Washington's tour also focused on political issues, and the President took an active interest in the South's economic potential. He sought to cement North Carolina's recent admittance into the Union. The President also desired information about southerners' response to the recent tax on domestically-produced spirits. In Georgia, Washington discussed the issue of fugitive slaves to Spanish Florida with Governor Edward Telfair. Several Catawba chiefs in South Carolina insisted upon an impromptu meeting with the President to discuss their concerns about their treaty rights.
Throughout his journey, Washington listed the agricultural products of each area. He noted the locations where active shipping ports and harbors operated, the existence of good river navigation, and where it could be improved. He took delight in the manufacturing skills of the artisans at Salem, North Carolina. Although Washington did not think much of the flat, coastal plain and pine barrens of the lower South, he praised the agricultural potential of higher-elevated lands.
Washington experienced his share of difficulties during the trip. The President expected to stay at public houses rather than with private families. But Washington quickly discovered that long distances and miscalculations frequently forced a revision of his plans. Once, Washington mistook a private home in Craven County, North Carolina for a public house. He deplored the poor roads in general and the sandy conditions of coastal South Carolina and Georgia. Washington concluded his tour on June 4th when he re-entered Virginia. He viewed his excursion as a success and confidently wrote in his diary, "The manners of the people, . . . , were orderly and Civil. And they appeared to be happy, contented and satisfied" with the federal government.3
Carol Ebel, Ph.D.
The Papers of George Washington
1. The Papers of George Washington, Presidential Series, ed. Dorothy Twohig (Charlottesville, Va.: University Press of Virginia, 1998), 7:211.
2. Quoted in Archibald Henderson, Washington's Southern Tour (Boston and New York: Houghton Mifflin Company, 1923), 7.
3. The Diaries of George Washington, Vol. 6, eds. Donald Jackson and Dorothy Twohig (Charlottesville: University Press of Virginia, 1979), 158.
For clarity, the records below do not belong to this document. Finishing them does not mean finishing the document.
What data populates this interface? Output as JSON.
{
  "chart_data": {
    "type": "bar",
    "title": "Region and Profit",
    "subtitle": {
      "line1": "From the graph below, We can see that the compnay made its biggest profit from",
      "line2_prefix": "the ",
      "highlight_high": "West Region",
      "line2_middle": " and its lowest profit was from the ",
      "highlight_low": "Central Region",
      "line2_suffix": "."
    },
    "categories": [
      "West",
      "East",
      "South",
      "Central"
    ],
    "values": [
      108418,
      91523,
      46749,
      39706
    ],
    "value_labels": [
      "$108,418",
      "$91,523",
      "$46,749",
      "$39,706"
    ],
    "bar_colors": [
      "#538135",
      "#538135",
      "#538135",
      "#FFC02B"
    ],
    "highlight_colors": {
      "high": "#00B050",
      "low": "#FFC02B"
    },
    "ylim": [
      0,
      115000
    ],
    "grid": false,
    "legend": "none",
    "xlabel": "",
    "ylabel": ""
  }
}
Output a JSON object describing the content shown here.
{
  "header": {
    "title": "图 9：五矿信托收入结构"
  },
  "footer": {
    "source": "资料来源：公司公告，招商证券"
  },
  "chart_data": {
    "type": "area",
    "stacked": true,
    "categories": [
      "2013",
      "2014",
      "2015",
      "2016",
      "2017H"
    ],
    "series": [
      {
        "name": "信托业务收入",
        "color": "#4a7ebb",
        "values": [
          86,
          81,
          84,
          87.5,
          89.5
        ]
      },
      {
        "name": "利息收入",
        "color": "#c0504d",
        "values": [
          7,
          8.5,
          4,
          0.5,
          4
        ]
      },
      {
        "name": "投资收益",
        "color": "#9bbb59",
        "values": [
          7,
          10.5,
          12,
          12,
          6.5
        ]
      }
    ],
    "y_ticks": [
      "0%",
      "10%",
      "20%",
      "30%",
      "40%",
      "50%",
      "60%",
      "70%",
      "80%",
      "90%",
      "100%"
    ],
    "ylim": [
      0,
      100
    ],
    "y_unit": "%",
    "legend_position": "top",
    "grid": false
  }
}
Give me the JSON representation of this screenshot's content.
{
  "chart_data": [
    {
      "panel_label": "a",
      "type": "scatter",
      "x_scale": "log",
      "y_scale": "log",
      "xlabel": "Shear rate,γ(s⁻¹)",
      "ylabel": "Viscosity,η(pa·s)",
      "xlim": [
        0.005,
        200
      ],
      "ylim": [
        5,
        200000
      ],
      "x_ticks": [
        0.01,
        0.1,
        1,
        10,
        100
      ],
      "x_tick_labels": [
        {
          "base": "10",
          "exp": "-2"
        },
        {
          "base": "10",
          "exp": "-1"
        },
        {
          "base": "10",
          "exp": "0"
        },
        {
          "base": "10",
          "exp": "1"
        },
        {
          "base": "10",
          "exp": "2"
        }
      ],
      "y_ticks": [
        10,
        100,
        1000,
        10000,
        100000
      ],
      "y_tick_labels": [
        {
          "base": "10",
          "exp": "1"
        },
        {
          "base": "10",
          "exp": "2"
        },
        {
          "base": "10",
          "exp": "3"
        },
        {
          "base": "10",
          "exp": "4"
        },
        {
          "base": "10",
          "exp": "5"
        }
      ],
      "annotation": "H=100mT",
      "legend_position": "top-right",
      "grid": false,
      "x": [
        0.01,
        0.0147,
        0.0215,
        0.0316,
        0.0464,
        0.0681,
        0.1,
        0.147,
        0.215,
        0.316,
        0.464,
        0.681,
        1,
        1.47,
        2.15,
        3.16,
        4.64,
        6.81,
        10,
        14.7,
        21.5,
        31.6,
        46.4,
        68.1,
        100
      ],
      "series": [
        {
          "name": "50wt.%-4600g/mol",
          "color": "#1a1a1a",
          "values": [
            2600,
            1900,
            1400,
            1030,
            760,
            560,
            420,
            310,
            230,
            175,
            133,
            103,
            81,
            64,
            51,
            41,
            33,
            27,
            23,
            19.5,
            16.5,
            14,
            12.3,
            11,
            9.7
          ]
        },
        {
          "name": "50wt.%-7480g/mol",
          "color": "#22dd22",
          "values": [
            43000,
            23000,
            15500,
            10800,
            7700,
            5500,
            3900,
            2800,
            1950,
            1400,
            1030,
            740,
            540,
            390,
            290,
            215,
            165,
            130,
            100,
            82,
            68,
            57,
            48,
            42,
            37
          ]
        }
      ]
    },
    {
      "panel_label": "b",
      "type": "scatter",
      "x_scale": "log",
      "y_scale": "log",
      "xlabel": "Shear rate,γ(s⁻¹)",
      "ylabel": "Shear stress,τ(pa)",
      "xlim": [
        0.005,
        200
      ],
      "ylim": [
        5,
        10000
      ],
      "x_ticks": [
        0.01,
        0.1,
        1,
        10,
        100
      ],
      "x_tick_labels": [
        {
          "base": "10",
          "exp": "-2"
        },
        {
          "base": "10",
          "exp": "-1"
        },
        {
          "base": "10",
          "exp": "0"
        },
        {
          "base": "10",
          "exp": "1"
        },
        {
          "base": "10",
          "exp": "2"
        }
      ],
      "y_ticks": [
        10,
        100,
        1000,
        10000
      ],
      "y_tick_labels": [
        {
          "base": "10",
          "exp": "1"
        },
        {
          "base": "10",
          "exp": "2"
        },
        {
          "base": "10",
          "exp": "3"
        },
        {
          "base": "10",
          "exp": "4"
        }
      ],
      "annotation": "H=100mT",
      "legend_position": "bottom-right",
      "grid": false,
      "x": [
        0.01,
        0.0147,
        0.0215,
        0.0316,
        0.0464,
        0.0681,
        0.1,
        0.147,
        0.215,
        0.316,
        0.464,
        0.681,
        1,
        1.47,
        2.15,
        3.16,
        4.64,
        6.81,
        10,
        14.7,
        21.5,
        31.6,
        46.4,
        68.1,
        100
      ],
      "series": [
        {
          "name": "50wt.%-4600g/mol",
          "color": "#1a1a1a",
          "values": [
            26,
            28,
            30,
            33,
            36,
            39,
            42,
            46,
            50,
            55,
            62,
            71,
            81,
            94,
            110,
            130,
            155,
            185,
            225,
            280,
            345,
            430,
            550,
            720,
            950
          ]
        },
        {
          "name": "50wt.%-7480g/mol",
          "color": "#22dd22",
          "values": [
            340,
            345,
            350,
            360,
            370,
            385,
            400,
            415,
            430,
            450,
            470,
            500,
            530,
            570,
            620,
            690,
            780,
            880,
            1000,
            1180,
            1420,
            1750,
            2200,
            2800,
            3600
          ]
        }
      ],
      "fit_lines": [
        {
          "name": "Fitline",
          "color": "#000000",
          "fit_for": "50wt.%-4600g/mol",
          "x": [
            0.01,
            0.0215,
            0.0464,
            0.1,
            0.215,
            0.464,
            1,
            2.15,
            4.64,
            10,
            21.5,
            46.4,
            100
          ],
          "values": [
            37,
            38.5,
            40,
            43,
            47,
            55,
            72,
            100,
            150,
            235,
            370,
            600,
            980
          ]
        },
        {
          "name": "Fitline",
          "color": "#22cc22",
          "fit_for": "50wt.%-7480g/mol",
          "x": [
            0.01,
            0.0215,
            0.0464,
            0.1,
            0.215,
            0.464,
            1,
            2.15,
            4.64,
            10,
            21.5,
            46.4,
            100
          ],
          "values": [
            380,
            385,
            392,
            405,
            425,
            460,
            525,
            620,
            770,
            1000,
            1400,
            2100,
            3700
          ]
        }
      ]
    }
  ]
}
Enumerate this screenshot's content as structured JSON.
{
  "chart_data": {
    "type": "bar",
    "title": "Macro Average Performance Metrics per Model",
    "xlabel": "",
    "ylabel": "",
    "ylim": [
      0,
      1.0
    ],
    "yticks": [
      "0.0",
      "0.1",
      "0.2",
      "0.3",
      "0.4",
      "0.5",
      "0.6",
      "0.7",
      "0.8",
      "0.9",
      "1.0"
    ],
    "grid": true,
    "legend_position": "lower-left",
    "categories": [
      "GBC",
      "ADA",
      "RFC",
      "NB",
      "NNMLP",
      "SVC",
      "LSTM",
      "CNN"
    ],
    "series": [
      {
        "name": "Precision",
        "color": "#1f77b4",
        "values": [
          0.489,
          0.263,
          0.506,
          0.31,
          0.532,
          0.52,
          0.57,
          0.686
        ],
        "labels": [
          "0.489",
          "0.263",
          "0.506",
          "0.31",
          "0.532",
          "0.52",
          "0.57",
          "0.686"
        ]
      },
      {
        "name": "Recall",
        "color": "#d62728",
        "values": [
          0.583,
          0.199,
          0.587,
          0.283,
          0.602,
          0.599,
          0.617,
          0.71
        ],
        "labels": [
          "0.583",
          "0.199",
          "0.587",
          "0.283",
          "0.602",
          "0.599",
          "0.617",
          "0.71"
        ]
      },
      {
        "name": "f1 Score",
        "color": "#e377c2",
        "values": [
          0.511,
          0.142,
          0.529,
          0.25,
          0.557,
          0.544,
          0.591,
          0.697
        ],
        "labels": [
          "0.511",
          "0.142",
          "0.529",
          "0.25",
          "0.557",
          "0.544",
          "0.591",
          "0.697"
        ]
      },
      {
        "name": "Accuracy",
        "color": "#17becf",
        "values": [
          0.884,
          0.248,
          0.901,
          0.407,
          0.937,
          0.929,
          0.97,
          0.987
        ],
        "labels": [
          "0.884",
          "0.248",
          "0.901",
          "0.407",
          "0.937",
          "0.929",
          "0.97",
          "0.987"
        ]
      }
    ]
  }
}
The Diaries of George Washington, eds. Donald Jackson and Dorothy Twohig. Charlottesville: University Press of Virginia, 1979.
Henderson, Archibald. Washington's Southern Tour. Boston and New York: Houghton Mifflin Company, 1923.
Lipscomb, Terry W. South Carolina in 1791: George Washington’s Southern Tour. Columbia, S.C.: South Carolina Department of Archives and History, 1993.
The Papers of George Washington, Presidential Series, Vol. 7, ed. Dorothy Twohig. Charlottesville, Va.: University Press of Virginia, 1998.